Search papers, labs, and topics across Lattice.
This paper introduces the Multi-View Hierarchical Graph Neural Network (MV-HGNN) for sketch-based 3D shape retrieval, addressing the limitations of existing methods that inadequately capture geometric relationships between multi-view features. By constructing a view-level graph and employing local graph convolution alongside global attention, the framework enhances the discriminative power of 3D representations while enabling category-agnostic alignment through CLIP text embeddings. Extensive experiments reveal that MV-HGNN significantly outperforms state-of-the-art approaches in both category-level and zero-shot retrieval scenarios.
MV-HGNN achieves superior 3D shape retrieval by effectively leveraging geometric dependencies and semantic alignment, outperforming existing methods in zero-shot settings.
Sketch-based 3D shape retrieval (SBSR) aims to retrieve 3D shapes that are consistent with the category of the input hand-drawn sketch. The core challenge of this task lies in two aspects: existing methods typically employ simplified aggregation strategies for independently encoded 3D multi-view features, which ignore the geometric relationships between views and multi-level details, resulting in weak 3D representation. Simultaneously, traditional SBSR methods are constrained by visible category limitations, leading to poor performance in zero-shot scenarios.

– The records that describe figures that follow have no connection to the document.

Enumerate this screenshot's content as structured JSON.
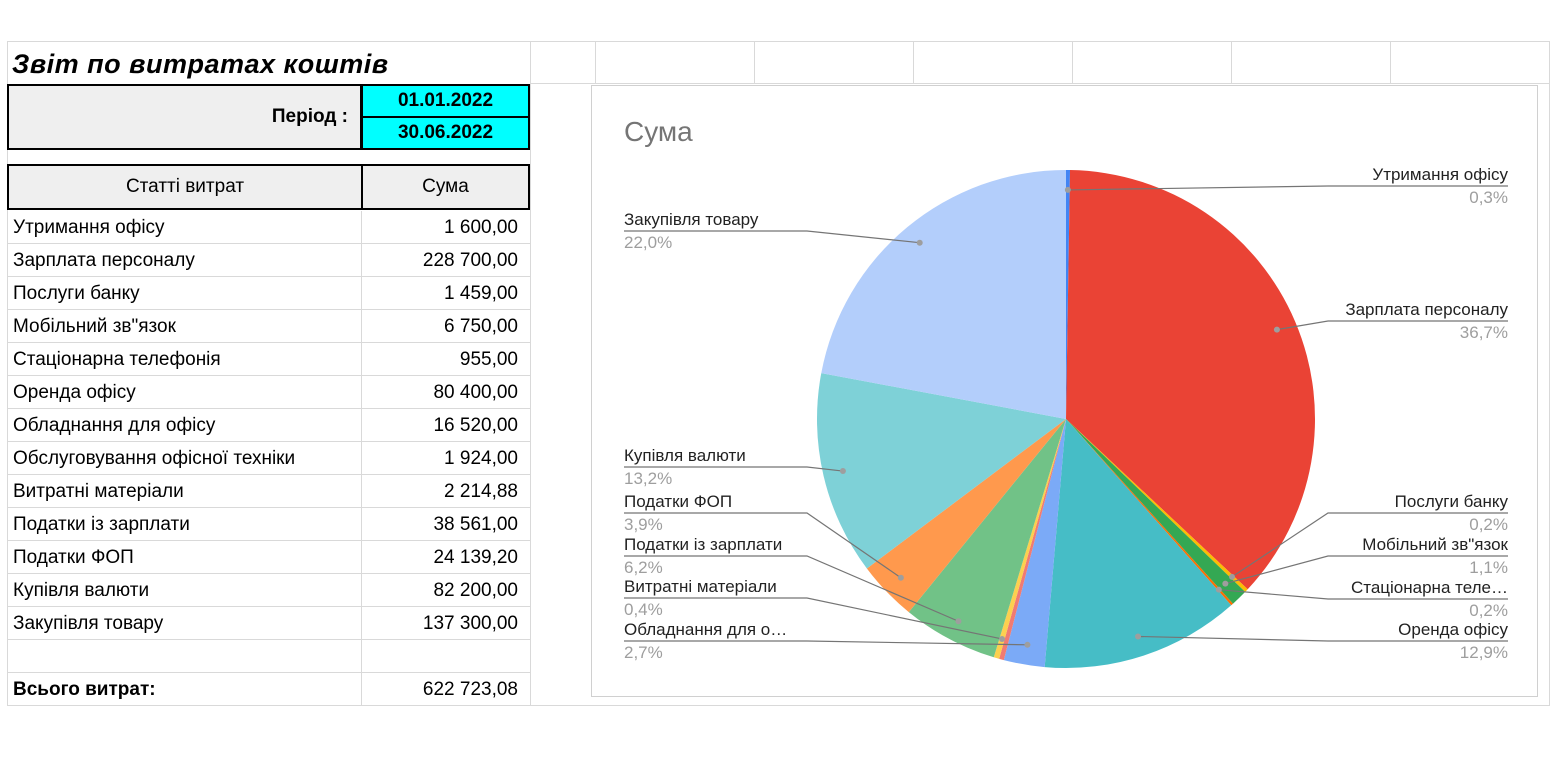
{
  "report": {
    "title": "Звіт по витратах коштів",
    "period_label": "Період :",
    "date_from": "01.01.2022",
    "date_to": "30.06.2022",
    "col_items": "Статті витрат",
    "col_sum": "Сума",
    "rows": [
      {
        "name": "Утримання офісу",
        "value": "1 600,00"
      },
      {
        "name": "Зарплата персоналу",
        "value": "228 700,00"
      },
      {
        "name": "Послуги банку",
        "value": "1 459,00"
      },
      {
        "name": "Мобільний зв\"язок",
        "value": "6 750,00"
      },
      {
        "name": "Стаціонарна телефонія",
        "value": "955,00"
      },
      {
        "name": "Оренда офісу",
        "value": "80 400,00"
      },
      {
        "name": "Обладнання для офісу",
        "value": "16 520,00"
      },
      {
        "name": "Обслуговування офісної техніки",
        "value": "1 924,00"
      },
      {
        "name": "Витратні матеріали",
        "value": "2 214,88"
      },
      {
        "name": "Податки із зарплати",
        "value": "38 561,00"
      },
      {
        "name": "Податки ФОП",
        "value": "24 139,20"
      },
      {
        "name": "Купівля валюти",
        "value": "82 200,00"
      },
      {
        "name": "Закупівля товару",
        "value": "137 300,00"
      },
      {
        "name": "",
        "value": ""
      }
    ],
    "total_label": "Всього витрат:",
    "total_value": "622 723,08"
  },
  "chart_data": {
    "type": "pie",
    "title": "Сума",
    "slices": [
      {
        "label": "Утримання офісу",
        "display_label": "Утримання офісу",
        "value": 1600.0,
        "pct": "0,3%",
        "color": "#4285f4"
      },
      {
        "label": "Зарплата персоналу",
        "display_label": "Зарплата персоналу",
        "value": 228700.0,
        "pct": "36,7%",
        "color": "#ea4335"
      },
      {
        "label": "Послуги банку",
        "display_label": "Послуги банку",
        "value": 1459.0,
        "pct": "0,2%",
        "color": "#fbbc04"
      },
      {
        "label": "Мобільний зв\"язок",
        "display_label": "Мобільний зв\"язок",
        "value": 6750.0,
        "pct": "1,1%",
        "color": "#34a853"
      },
      {
        "label": "Стаціонарна телефонія",
        "display_label": "Стаціонарна теле…",
        "value": 955.0,
        "pct": "0,2%",
        "color": "#ff6d01"
      },
      {
        "label": "Оренда офісу",
        "display_label": "Оренда офісу",
        "value": 80400.0,
        "pct": "12,9%",
        "color": "#46bdc6"
      },
      {
        "label": "Обладнання для офісу",
        "display_label": "Обладнання для о…",
        "value": 16520.0,
        "pct": "2,7%",
        "color": "#7baaf7"
      },
      {
        "label": "Обслуговування офісної техніки",
        "display_label": "",
        "value": 1924.0,
        "pct": "",
        "color": "#f07b72"
      },
      {
        "label": "Витратні матеріали",
        "display_label": "Витратні матеріали",
        "value": 2214.88,
        "pct": "0,4%",
        "color": "#fcd04f"
      },
      {
        "label": "Податки із зарплати",
        "display_label": "Податки із зарплати",
        "value": 38561.0,
        "pct": "6,2%",
        "color": "#71c287"
      },
      {
        "label": "Податки ФОП",
        "display_label": "Податки ФОП",
        "value": 24139.2,
        "pct": "3,9%",
        "color": "#ff994d"
      },
      {
        "label": "Купівля валюти",
        "display_label": "Купівля валюти",
        "value": 82200.0,
        "pct": "13,2%",
        "color": "#7ed1d7"
      },
      {
        "label": "Закупівля товару",
        "display_label": "Закупівля товару",
        "value": 137300.0,
        "pct": "22,0%",
        "color": "#b3cefb"
      }
    ]
  }
}
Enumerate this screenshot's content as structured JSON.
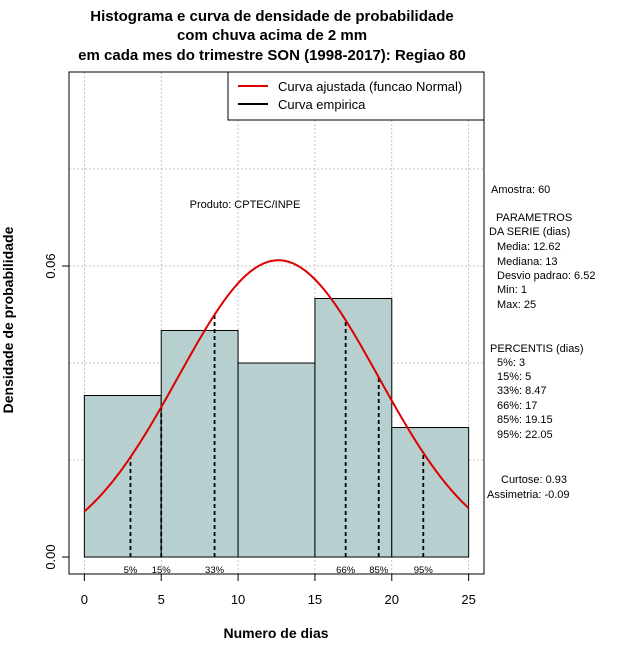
{
  "chart_data": {
    "type": "histogram",
    "title_lines": [
      "Histograma e curva de densidade de probabilidade",
      "com chuva acima de 2 mm",
      "em cada mes do trimestre SON (1998-2017): Regiao 80"
    ],
    "xlabel": "Numero de dias",
    "ylabel": "Densidade de probabilidade",
    "xlim": [
      -1,
      26
    ],
    "ylim": [
      -0.0035,
      0.1
    ],
    "x_ticks": [
      0,
      5,
      10,
      15,
      20,
      25
    ],
    "y_ticks": [
      0.0,
      0.06
    ],
    "y_tick_labels": [
      "0.00",
      "0.06"
    ],
    "bins": [
      {
        "start": 0,
        "end": 5,
        "density": 0.0333
      },
      {
        "start": 5,
        "end": 10,
        "density": 0.0467
      },
      {
        "start": 10,
        "end": 15,
        "density": 0.04
      },
      {
        "start": 15,
        "end": 20,
        "density": 0.0533
      },
      {
        "start": 20,
        "end": 25,
        "density": 0.0267
      }
    ],
    "fitted_curve": {
      "distribution": "normal",
      "mean": 12.62,
      "sd": 6.52,
      "x_range": [
        0,
        25
      ]
    },
    "percentiles": [
      {
        "label": "5%",
        "value": 3
      },
      {
        "label": "15%",
        "value": 5
      },
      {
        "label": "33%",
        "value": 8.47
      },
      {
        "label": "66%",
        "value": 17
      },
      {
        "label": "85%",
        "value": 19.15
      },
      {
        "label": "95%",
        "value": 22.05
      }
    ],
    "legend": {
      "position": "top-right",
      "entries": [
        {
          "label": "Curva ajustada (funcao Normal)",
          "color": "#dd0000"
        },
        {
          "label": "Curva empirica",
          "color": "#000000"
        }
      ]
    },
    "annotation": "Produto: CPTEC/INPE",
    "colors": {
      "bar_fill": "#b7cfcf",
      "curve": "#dd0000",
      "grid": "#b4b4b4"
    }
  },
  "stats_panel": {
    "sample": "Amostra: 60",
    "params_header": [
      "PARAMETROS",
      "DA SERIE (dias)"
    ],
    "params": [
      "Media: 12.62",
      "Mediana: 13",
      "Desvio padrao: 6.52",
      "Min: 1",
      "Max: 25"
    ],
    "percentis_header": "PERCENTIS (dias)",
    "percentis": [
      "5%: 3",
      "15%: 5",
      "33%: 8.47",
      "66%: 17",
      "85%: 19.15",
      "95%: 22.05"
    ],
    "curtose": "Curtose: 0.93",
    "assimetria": "Assimetria: -0.09"
  }
}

To address these challenges, we propose Multi-View Hierarchical Graph Neural Network (MV-HGNN), a novel framework for SBSR. Specifically, we construct a view-level graph and capture adjacent geometric dependencies and cross-view message passing via local graph convolution and global attention. A view selector is further introduced to perform hierarchical graph coarsening, enabling a progressively larger receptive field for graph convolution and mitigating the interference of redundant views, which leads to more discriminate discriminative hierarchical 3D representation. To enable category agnostic alignment and mitigate overfitting to seen classes, we leverage CLIP text embeddings as semantic prototypes and project both sketch and 3D features into a shared semantic space. We use a two-stage training strategy for category-level retrieval and a one-stage strategy for zero-shot retrieval under the same model architecture. Under both category-level and zero-shot settings, extensive experiments on two public benchmarks demonstrate that MV-HGNN outperforms state-of-the-art methods.